The two quotes in the title were from Brigadier General Patrick Hamilton (Texas National Guard). In other words, you have a bunch of state and federal agencies with different sources of funding and accountable to no one not talking to each other and accomplishing nothing. This creates a situation where the cartels are able to monitor our communications, but friendlies in different government agencies cannot communicate with each other.
Next up were Tom Krampitz (General Council, Texas Border Prosecutors Unit) and Jaime Esparza (District Attorney, El Paso County), who outlined the efforts of prosecutors in the border region. There are now 20 prosecutors embedded with DPS in South Texas. Esparza detailed efforts to get the various agencies communicating, which didn't happen before 2009. We suppose this is progress, but mostly we find this a textbook example of what a former Texas Governor called "the soft bigotry of low expectations." To his credit, Krampitz said they didn't need more money and that further appropriations would probably go to waste.
During public testimony, we were struck by the plight of Alton Moore.
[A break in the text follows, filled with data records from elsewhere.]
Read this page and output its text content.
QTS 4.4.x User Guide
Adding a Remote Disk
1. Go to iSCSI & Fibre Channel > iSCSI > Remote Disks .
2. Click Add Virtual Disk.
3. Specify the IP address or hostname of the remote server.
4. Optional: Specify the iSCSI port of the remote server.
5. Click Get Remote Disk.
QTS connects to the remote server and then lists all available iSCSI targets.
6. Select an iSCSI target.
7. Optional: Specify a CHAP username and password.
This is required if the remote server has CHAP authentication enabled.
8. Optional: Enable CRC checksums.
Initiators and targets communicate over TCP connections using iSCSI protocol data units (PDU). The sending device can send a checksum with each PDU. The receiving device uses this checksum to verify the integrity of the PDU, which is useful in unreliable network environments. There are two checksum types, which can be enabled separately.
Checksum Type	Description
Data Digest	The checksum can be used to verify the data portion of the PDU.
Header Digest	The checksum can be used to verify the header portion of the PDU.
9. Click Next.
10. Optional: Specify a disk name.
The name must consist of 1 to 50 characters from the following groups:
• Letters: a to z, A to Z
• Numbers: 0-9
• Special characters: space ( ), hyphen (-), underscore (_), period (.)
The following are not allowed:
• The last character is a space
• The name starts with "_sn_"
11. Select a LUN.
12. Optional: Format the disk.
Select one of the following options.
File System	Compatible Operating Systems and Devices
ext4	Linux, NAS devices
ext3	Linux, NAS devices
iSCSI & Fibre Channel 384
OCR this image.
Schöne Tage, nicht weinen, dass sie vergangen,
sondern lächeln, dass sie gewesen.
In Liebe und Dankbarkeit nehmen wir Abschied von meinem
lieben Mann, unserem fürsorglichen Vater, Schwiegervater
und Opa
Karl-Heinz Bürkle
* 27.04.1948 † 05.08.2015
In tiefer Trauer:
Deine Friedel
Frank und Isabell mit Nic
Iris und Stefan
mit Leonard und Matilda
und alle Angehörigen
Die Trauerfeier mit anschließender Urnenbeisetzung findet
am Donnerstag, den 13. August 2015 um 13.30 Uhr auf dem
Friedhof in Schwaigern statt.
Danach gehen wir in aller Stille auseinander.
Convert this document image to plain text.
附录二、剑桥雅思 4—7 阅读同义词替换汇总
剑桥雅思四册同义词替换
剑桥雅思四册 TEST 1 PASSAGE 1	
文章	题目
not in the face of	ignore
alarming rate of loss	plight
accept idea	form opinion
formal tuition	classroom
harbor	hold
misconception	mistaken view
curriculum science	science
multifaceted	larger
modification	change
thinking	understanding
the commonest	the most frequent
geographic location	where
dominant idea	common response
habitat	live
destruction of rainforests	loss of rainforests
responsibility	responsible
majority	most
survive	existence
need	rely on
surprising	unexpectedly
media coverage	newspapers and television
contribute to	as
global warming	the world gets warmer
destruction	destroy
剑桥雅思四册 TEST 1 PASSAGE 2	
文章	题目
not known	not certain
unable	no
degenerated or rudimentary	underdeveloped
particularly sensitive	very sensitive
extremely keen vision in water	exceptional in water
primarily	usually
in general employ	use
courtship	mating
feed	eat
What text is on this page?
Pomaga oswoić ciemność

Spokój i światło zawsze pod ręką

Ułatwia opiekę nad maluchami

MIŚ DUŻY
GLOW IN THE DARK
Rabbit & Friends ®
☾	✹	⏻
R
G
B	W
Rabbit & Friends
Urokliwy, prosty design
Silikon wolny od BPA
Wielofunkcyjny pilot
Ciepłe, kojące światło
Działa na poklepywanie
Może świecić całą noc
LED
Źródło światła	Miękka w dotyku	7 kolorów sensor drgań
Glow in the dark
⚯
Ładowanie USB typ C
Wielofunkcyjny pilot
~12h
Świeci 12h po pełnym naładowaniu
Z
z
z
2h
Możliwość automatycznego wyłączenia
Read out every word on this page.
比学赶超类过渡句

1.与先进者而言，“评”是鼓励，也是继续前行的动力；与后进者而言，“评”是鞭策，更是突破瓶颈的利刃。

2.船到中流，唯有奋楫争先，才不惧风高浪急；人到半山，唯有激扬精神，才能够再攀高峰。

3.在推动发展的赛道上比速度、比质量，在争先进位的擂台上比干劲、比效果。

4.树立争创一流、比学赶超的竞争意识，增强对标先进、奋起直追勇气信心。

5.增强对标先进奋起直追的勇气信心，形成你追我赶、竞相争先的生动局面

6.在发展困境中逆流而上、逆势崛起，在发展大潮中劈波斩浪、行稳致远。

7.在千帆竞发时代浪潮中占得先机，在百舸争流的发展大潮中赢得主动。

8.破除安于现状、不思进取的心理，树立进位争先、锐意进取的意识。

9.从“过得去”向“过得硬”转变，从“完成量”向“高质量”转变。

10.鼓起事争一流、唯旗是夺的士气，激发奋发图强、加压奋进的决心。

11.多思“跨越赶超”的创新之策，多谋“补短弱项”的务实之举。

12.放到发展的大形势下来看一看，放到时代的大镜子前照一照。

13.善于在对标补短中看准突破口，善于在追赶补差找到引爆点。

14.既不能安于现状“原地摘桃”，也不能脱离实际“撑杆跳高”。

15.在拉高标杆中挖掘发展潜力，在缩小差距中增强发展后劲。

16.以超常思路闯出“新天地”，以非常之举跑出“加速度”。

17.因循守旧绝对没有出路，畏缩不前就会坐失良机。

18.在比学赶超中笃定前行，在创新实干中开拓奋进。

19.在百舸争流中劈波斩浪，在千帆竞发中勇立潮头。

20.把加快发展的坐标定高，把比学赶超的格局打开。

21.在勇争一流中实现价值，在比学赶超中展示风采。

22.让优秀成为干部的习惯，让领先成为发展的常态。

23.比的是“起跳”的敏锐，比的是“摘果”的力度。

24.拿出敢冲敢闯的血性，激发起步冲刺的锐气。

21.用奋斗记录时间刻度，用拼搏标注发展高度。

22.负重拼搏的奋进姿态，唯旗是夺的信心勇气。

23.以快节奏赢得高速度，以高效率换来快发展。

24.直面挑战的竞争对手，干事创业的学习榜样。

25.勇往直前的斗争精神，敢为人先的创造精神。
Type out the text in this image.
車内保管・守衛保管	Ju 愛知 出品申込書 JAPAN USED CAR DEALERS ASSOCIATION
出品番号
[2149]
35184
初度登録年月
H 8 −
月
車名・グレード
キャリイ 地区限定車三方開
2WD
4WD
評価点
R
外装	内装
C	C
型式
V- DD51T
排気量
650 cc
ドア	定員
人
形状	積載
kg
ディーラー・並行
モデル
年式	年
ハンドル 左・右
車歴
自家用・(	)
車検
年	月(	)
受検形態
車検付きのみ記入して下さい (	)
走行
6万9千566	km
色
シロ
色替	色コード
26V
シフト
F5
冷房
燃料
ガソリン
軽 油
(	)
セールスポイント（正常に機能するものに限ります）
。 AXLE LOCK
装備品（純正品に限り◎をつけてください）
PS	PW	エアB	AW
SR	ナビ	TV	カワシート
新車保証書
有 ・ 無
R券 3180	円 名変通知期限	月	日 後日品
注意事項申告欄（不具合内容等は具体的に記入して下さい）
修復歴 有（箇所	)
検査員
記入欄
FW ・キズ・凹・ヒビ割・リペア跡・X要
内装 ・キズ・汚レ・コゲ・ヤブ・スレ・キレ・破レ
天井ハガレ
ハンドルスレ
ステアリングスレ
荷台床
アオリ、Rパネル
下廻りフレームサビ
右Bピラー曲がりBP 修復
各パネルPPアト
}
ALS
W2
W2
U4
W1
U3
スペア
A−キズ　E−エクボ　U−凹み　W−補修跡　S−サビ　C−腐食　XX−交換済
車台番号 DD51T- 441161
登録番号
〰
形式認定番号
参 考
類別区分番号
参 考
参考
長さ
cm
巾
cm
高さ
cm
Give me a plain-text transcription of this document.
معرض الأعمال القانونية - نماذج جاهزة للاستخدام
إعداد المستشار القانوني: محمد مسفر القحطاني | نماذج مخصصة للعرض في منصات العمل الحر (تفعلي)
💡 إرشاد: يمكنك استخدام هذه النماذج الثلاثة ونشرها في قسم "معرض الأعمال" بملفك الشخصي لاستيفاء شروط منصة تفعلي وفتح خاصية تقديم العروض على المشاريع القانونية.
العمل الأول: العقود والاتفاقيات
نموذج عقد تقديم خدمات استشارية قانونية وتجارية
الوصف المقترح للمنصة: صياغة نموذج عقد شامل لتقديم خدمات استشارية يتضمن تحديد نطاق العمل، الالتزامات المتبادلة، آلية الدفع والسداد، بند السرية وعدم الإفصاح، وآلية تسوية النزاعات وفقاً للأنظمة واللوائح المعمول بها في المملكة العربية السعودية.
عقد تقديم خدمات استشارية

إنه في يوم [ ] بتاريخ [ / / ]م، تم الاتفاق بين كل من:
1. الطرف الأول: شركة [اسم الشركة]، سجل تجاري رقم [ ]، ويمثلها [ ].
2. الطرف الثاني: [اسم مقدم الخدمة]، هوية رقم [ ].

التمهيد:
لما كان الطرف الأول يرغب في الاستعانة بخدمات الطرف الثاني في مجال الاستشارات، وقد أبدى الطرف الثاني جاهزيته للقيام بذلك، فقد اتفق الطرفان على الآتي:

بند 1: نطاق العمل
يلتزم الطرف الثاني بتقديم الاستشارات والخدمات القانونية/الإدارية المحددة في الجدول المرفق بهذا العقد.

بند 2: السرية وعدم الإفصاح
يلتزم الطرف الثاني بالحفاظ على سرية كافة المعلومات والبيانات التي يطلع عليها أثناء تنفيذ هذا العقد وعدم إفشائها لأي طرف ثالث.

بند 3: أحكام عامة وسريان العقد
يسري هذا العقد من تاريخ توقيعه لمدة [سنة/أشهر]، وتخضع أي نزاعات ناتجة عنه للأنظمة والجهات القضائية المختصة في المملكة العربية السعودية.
Mr. Moore, who grew up outside McAllen, moved to Austin two years ago when he had to abandon his 25 acre ranch a mile from the border. According to Mr. Moore, the cartels have overwhelmed the property to the point that it's no longer economically feasible to maintain. Mr. Moore explained that "the special operations are fruitless, they only catch 10%" of trafficked persons or drugs. Unfortunately, in his view (with which we concur), "the only people making money from the drug war are the cartels and cops."
Several members of the Texas Border Volunteers relayed their experiences. Multiple members reported seeing foreign military units moving at night in South Texas. It's also worth noting that Chinese is now the third most common language spoken in the area.
One final note: we were struck by the praise several people offered for the Office of the Governor. This stands in marked contrast to the bogus accusations that were thrown at Governor Perry during his last Presidential campaign. Rick Perry remains the best Governor in America.
Today's hearing illustrated the mess on our border. The state of Texas deserves credit for stepping into the void where the federal government has willfully failed. Unfortunately, until the assets we have already deployed are utilized properly, any expansion of 'border security' operations will be pointless.